La llegada del Presidente Iván Duque a la Casa de Nariño tiene varios significados para la historia política de Colombia, pero fundamentalmente y lo trascendental es la llegada al poder de una generación que lo ha tenido todo, que se preparó en lo académico y profesional para gobernar con los requisitos y exigencias que exigen los tiempos modernos. 

Tengo que ser honesto, como siempre lo hago en mis escritos. Estoy sorprendido para bien con las primeras designaciones realizadas por el Presidente Duque. Cada uno de los ministros tiene calidades particulares y conocimientos probados en referencia a las carteras que asumirán en las próximas horas. Creo, sin tener la certeza, que es el primer Presidente que escoge su equipo ministerial sin acudir a ningún directorio político para que le suministre hojas de vida, y menos, aceptando recomendaciones o endosos. La gran mayoría de los ministros vienen de ocupar cargos o desempeñar labores académicas y científicas en gremios, universidades o asociaciones, lo que permite prever un extraordinario desempeño y diálogo entre el gobierno y los diferentes sectores de la vida productiva, académica, social, gremial, sindical y cultural de Colombia. 

El País que recibe el Presidente Duque, no es el mejor, por el contrario, la estadística que rigen la suerte de los estados son angustiantes: la económica.
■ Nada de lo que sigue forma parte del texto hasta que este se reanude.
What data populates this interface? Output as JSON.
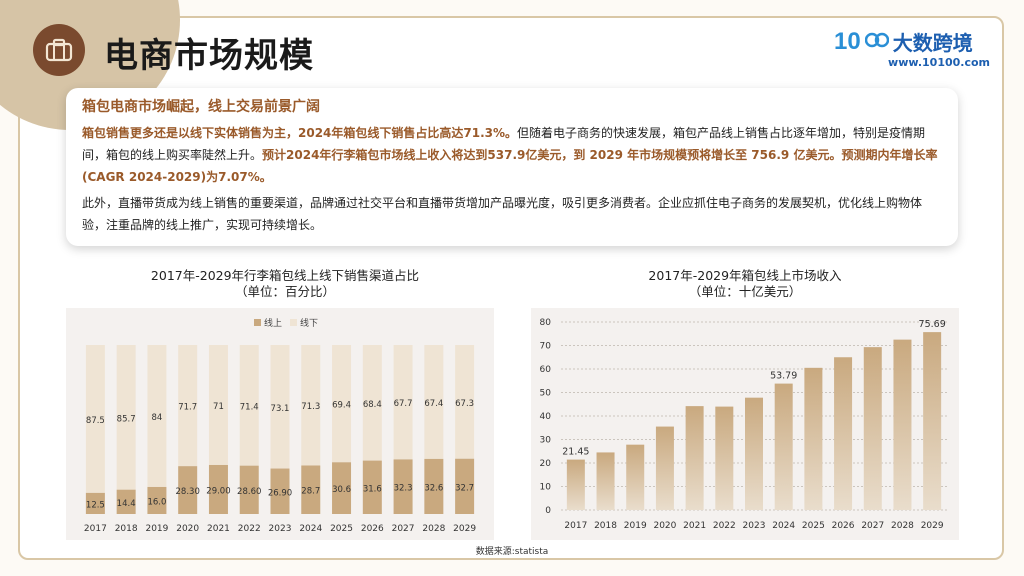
{
  "header": {
    "title": "电商市场规模",
    "logo_text": "大数跨境",
    "logo_mark": "10",
    "logo_url": "www.10100.com"
  },
  "card": {
    "heading": "箱包电商市场崛起，线上交易前景广阔",
    "p1_a": "箱包销售更多还是以线下实体销售为主，2024年箱包线下销售占比高达71.3%。",
    "p1_b": "但随着电子商务的快速发展，箱包产品线上销售占比逐年增加，特别是疫情期间，箱包的线上购买率陡然上升。",
    "p1_c": "预计2024年行李箱包市场线上收入将达到537.9亿美元，到 2029 年市场规模预将增长至 756.9 亿美元。预测期内年增长率(CAGR 2024-2029)为7.07%。",
    "p2": "此外，直播带货成为线上销售的重要渠道，品牌通过社交平台和直播带货增加产品曝光度，吸引更多消费者。企业应抓住电子商务的发展契机，优化线上购物体验，注重品牌的线上推广，实现可持续增长。"
  },
  "source": "数据来源:statista",
  "colors": {
    "online": "#c9a97f",
    "offline": "#efe4d4",
    "accent": "#9a5a2a",
    "panel": "#f4f1ef"
  },
  "chart_data": [
    {
      "type": "bar",
      "stacked": true,
      "title": "2017年-2029年行李箱包线上线下销售渠道占比",
      "subtitle": "（单位：百分比）",
      "categories": [
        "2017",
        "2018",
        "2019",
        "2020",
        "2021",
        "2022",
        "2023",
        "2024",
        "2025",
        "2026",
        "2027",
        "2028",
        "2029"
      ],
      "series": [
        {
          "name": "线上",
          "values": [
            12.5,
            14.4,
            16.0,
            28.3,
            29.0,
            28.6,
            26.9,
            28.7,
            30.6,
            31.6,
            32.3,
            32.6,
            32.7
          ],
          "labels": [
            "12.5",
            "14.4",
            "16.0",
            "28.30",
            "29.00",
            "28.60",
            "26.90",
            "28.7",
            "30.6",
            "31.6",
            "32.3",
            "32.6",
            "32.7"
          ]
        },
        {
          "name": "线下",
          "values": [
            87.5,
            85.7,
            84,
            71.7,
            71,
            71.4,
            73.1,
            71.3,
            69.4,
            68.4,
            67.7,
            67.4,
            67.3
          ],
          "labels": [
            "87.5",
            "85.7",
            "84",
            "71.7",
            "71",
            "71.4",
            "73.1",
            "71.3",
            "69.4",
            "68.4",
            "67.7",
            "67.4",
            "67.3"
          ]
        }
      ],
      "ylim": [
        0,
        100
      ],
      "legend": "top-center"
    },
    {
      "type": "bar",
      "title": "2017年-2029年箱包线上市场收入",
      "subtitle": "（单位：十亿美元）",
      "categories": [
        "2017",
        "2018",
        "2019",
        "2020",
        "2021",
        "2022",
        "2023",
        "2024",
        "2025",
        "2026",
        "2027",
        "2028",
        "2029"
      ],
      "values": [
        21.45,
        24.5,
        27.8,
        35.5,
        44.2,
        44.0,
        47.8,
        53.79,
        60.5,
        65.0,
        69.3,
        72.5,
        75.69
      ],
      "data_labels": {
        "0": "21.45",
        "7": "53.79",
        "12": "75.69"
      },
      "yticks": [
        "0",
        "10",
        "20",
        "30",
        "40",
        "50",
        "60",
        "70",
        "80"
      ],
      "ylim": [
        0,
        80
      ],
      "grid": true
    }
  ]
}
Estamos al borde de la quiebra, la deuda externa se desbordo, la inversión privada y extranjera se frenó gracias a la incertidumbre generada por los acuerdos de La Habana, donde pone en riesgo la propiedad privada, el desempleo se desbordó, y la economía informal es la norma. 

Pero lo más grave, la peor que hereda el gobierno de Duque, es la desestabilización institucional. En Colombia nadie tiene seguridad, confianza o respeto por las Instituciones democráticas. La Justicia soporte fundamental de las democracias no goza de credibilidad y confianza, la gente cree que las decisiones judiciales se someten a subastas económicas por parte de los jueces, y la hecatombe, fue conocer que varios magistrados de la honorable Corte Suprema de Justicia, entre ellos un expresidente, estén procesados y detenidos por corrupción. La Corte Constitucional, garante de los deberes y derechos constitucionales, se convirtió en parcelas ideologías y en otro poder legislativo. Ni hablar del Congreso de la República, y del orden descentralizado. 

Santos, deja otra herencia maldita para el Estado, la Nación y el bien común. Aquí estamos cogobernados por el imperio criminal de las drogas ilícitas. Desde que la Corte Constitucional avaló la dosis personal, el consumo se disparó y como efecto domino, los cultivos ilícitos inundaron los campos, zonas de protección ambiental, avanza sin control alguno, gracias a otro pacto de La Habana, la prohibición estricta de fumigaciones aéreas o terrestres. El narcotráfico es el combustible de las organizaciones criminales y de las “disidencias” de las Farc y del ELN, los mismos que están asesinando a los llamados líderes sociales, policías y militares o a quien se oponga en su empresa criminal. 

Son grandes y complejos los retos que asume el Presidente Iván Duque. Los colombianos esperamos que por fin este gobierno realice las grandes reformas que necesita el país y que pasan por la Justicia, Salud, Educación, Política Electoral y a la estructura administrativa del Estado. Este Gobierno es de cuatro años, lo que exige prontitud y concertación política con las diferentes bancadas del congreso para sacar adelante y aprobar la extensa y ambiciosa agenda legislativa que tiene y viene trabajando con su equipo ministerial y de asesores el Presidente Duque. 

La gran expectativa que tenemos los electores de Iván Duque, y también sus opositores, es conocer cuáles serán las determinaciones que adoptará frente a la otra constitución política que nos impusieron las FARC, Santos y el establecimiento bogocentrista. Millones de colombianos rechazamos el acuerdo de impunidad en las urnas, y millones de colombianos apoyamos al candidato Duque, por sus posturas moderadas, pero contundentes contra el acuerdo que premia a los criminales de las Farc. Esperamos que se honre la Justicia y la promesa de campaña. 

Iván Duque, llega al poder con legitimidad, con credibilidad, con el apoyo de la mayoría de los colombianos, la gente tiene la Fe puesta en él, tendrá todo nuestro respaldo, apoyo y defensa, pero no archivaremos nuestra vocación critica, analítica y de control político, es lo mejor que le pueda pasar al Gobierno de Iván Duque, que los suyos no operemos como comité de aplausos.  

Dios guarde y proteja a nuestro nuevo Presidente.